Doki Doki (ドキドキ) is a 2003 Japanese short drama film written, directed, and edited by American filmmaker Chris Eska. It explores the themes of social isolation and disconnect felt by people on the crowded daily commuter trains in Tokyo.

==Plot==
Every day, Yumi travels on the same early morning Tokyo commuter train, seeing the same people in the same seats of the same carriage. They never acknowledge each other, and Yumi often wonders about their lives. Of particular interest is Yosuke, who attended the same pre-school as Yumi but apparently no longer recognizes her.
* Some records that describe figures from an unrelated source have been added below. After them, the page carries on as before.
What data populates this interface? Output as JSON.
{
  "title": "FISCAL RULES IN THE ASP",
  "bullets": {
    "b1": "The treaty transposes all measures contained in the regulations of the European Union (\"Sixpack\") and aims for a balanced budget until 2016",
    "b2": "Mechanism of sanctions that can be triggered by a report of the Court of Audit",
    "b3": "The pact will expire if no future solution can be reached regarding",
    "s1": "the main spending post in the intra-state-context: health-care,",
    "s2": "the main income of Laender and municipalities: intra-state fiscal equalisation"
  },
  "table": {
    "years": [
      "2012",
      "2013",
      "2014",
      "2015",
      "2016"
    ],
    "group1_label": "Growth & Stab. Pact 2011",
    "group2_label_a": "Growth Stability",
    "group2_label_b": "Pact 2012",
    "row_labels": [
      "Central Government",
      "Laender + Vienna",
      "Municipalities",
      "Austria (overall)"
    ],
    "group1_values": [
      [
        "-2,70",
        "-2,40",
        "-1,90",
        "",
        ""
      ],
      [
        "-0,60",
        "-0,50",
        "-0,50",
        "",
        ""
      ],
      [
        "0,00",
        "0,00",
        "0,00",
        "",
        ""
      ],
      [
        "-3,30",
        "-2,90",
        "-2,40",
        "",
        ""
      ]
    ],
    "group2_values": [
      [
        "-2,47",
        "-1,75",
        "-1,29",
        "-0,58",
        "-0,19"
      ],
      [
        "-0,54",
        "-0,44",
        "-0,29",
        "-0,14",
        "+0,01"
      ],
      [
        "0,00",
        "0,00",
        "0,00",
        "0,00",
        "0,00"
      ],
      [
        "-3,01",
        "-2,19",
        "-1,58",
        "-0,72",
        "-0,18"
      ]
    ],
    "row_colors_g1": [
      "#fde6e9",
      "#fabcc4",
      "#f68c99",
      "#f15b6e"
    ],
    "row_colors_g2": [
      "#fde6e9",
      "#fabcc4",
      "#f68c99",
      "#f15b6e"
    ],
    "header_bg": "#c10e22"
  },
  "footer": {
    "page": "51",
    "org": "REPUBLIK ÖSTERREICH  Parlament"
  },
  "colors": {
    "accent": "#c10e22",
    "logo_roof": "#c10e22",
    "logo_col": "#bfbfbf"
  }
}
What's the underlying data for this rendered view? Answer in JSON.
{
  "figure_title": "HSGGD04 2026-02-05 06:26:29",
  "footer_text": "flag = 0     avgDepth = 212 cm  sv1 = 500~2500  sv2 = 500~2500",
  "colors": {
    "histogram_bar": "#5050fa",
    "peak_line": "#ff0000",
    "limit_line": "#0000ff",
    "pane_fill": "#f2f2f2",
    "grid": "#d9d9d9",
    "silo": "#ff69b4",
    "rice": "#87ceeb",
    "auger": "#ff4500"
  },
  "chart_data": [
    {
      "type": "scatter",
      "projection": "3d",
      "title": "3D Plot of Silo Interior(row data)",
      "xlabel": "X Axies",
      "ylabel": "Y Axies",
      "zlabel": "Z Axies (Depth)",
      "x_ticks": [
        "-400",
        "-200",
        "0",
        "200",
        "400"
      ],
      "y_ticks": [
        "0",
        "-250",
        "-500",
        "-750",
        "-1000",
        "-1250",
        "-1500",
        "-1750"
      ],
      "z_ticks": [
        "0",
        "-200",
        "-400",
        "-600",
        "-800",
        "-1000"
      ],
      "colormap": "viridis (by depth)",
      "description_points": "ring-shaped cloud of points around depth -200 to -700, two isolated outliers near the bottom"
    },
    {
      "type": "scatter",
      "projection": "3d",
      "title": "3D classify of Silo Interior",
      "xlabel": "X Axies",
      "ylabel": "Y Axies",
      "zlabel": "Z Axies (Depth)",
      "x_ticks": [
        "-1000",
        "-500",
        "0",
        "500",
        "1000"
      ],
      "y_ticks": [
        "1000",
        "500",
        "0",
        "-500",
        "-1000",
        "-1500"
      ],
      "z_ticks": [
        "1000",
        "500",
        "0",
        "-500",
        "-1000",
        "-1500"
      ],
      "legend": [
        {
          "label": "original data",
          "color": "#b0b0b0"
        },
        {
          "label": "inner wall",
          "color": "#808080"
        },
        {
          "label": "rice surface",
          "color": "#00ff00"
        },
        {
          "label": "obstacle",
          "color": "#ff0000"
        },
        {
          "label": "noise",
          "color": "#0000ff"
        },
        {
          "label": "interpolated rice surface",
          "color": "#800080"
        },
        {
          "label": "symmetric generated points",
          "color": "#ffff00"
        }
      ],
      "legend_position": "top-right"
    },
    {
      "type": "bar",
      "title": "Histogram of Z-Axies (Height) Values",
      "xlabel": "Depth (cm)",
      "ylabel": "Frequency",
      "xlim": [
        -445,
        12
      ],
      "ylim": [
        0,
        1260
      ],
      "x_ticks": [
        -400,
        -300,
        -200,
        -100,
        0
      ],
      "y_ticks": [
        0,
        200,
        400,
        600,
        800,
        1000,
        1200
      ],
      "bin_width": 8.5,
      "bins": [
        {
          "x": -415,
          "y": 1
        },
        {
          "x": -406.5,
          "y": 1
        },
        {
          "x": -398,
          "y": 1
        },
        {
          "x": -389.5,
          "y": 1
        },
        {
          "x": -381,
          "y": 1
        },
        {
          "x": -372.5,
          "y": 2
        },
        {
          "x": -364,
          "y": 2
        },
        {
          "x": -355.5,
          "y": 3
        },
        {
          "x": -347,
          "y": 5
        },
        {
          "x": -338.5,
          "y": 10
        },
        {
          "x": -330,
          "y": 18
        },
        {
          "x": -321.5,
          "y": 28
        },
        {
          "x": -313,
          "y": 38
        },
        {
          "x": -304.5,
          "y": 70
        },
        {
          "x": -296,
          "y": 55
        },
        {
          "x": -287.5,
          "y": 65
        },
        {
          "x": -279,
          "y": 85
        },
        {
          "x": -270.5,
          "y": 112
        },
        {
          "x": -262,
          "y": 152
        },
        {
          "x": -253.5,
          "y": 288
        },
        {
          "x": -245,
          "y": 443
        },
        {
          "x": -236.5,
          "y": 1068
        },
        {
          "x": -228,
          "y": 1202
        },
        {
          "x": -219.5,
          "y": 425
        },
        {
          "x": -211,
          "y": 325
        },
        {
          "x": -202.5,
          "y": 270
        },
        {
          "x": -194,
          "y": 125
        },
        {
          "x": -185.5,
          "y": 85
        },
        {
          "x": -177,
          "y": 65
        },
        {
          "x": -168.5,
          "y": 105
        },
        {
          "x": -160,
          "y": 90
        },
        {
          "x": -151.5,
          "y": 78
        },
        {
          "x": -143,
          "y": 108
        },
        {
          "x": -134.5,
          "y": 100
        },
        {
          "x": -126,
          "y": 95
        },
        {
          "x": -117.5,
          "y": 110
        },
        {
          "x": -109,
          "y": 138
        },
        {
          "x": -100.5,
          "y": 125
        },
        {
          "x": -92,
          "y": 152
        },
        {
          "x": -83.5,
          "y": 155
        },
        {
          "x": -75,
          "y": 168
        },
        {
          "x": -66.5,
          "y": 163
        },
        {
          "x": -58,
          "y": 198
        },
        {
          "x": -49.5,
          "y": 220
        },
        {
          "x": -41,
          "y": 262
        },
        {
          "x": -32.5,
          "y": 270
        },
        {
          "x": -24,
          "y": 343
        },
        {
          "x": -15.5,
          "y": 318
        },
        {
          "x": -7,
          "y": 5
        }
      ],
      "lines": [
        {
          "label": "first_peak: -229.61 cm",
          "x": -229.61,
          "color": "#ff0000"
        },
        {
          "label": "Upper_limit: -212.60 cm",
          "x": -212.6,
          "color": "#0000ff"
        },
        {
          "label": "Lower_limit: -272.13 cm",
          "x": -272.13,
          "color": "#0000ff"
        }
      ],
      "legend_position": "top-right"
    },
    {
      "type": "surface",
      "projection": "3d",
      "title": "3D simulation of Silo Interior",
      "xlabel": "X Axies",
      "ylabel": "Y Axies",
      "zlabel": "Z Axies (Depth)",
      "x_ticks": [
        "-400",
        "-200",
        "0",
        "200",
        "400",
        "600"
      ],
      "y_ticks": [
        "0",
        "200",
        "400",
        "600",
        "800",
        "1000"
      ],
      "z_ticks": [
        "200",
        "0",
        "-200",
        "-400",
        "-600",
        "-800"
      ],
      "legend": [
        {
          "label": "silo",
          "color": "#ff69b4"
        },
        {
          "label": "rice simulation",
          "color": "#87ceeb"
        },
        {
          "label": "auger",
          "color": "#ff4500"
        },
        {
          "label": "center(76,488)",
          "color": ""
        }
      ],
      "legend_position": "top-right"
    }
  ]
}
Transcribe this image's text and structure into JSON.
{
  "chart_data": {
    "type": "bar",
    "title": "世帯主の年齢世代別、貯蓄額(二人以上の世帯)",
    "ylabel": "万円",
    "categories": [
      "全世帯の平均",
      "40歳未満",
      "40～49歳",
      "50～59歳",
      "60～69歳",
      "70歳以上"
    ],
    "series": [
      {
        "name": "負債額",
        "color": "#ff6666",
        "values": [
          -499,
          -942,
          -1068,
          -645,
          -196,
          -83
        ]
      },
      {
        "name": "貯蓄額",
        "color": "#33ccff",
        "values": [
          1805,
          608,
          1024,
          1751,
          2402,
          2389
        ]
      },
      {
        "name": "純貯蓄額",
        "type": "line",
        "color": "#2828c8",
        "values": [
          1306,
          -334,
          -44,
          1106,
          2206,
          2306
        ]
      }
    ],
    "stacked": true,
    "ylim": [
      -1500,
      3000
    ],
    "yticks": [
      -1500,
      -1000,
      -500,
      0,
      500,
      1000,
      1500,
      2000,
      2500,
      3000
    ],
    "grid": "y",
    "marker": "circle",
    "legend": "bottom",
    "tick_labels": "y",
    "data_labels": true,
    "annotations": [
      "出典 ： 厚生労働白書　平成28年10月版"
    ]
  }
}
After a chain of events disrupts the normal commute, Yumi takes the opportunity to secretly follow Yosuke through the streets of Tokyo. Before she leaves the train, she shares a moment of connection with the shy and awkward schoolgirl Makiko. While Yumi discovers more about Yosuke and eventually meets him, Makiko deals with school bullies and struggles to relate to her classmates and family. As evening comes, all three of their lives intersect.

==Cast==
- Endô Yumi as Yumi
- Hayato Sugano as Yosuke
- Sae Takenaka as Makiko
- Haruki Iwakiri as narrator (voice)
- Chris Eska as mail carrier
- Yuri Kaburagi as madame
- Tatsuyuki Katsuki as salaryman
- Hitomi Kobayashi as mean boy
- Tomoko Namiki as mean girl
- Hayato Sugano as Yosuke
- Sae Takenaka as Makiko
- Chiaki Yanagimoto as amusement park staff

==Production==
Eska created Doki Doki as part of his studies at the UCLA School of Theater, Film and Television. It takes its title from the onomatopoeiac sound of a beating heart in Japanese sound symbolism, and was shot on the trains and streets of Tokyo and Yokohama.

==Release==
Doki Doki was aired as part of the PBS series Independent Lens on December 21, 2004, where it was introduced by Susan Sarandon.

==Reception==
Doki Doki has a rating of 100% on Rotten Tomatoes (albeit from a single review) and an average rating of 7.4/10 from 174 reviews on IMDb.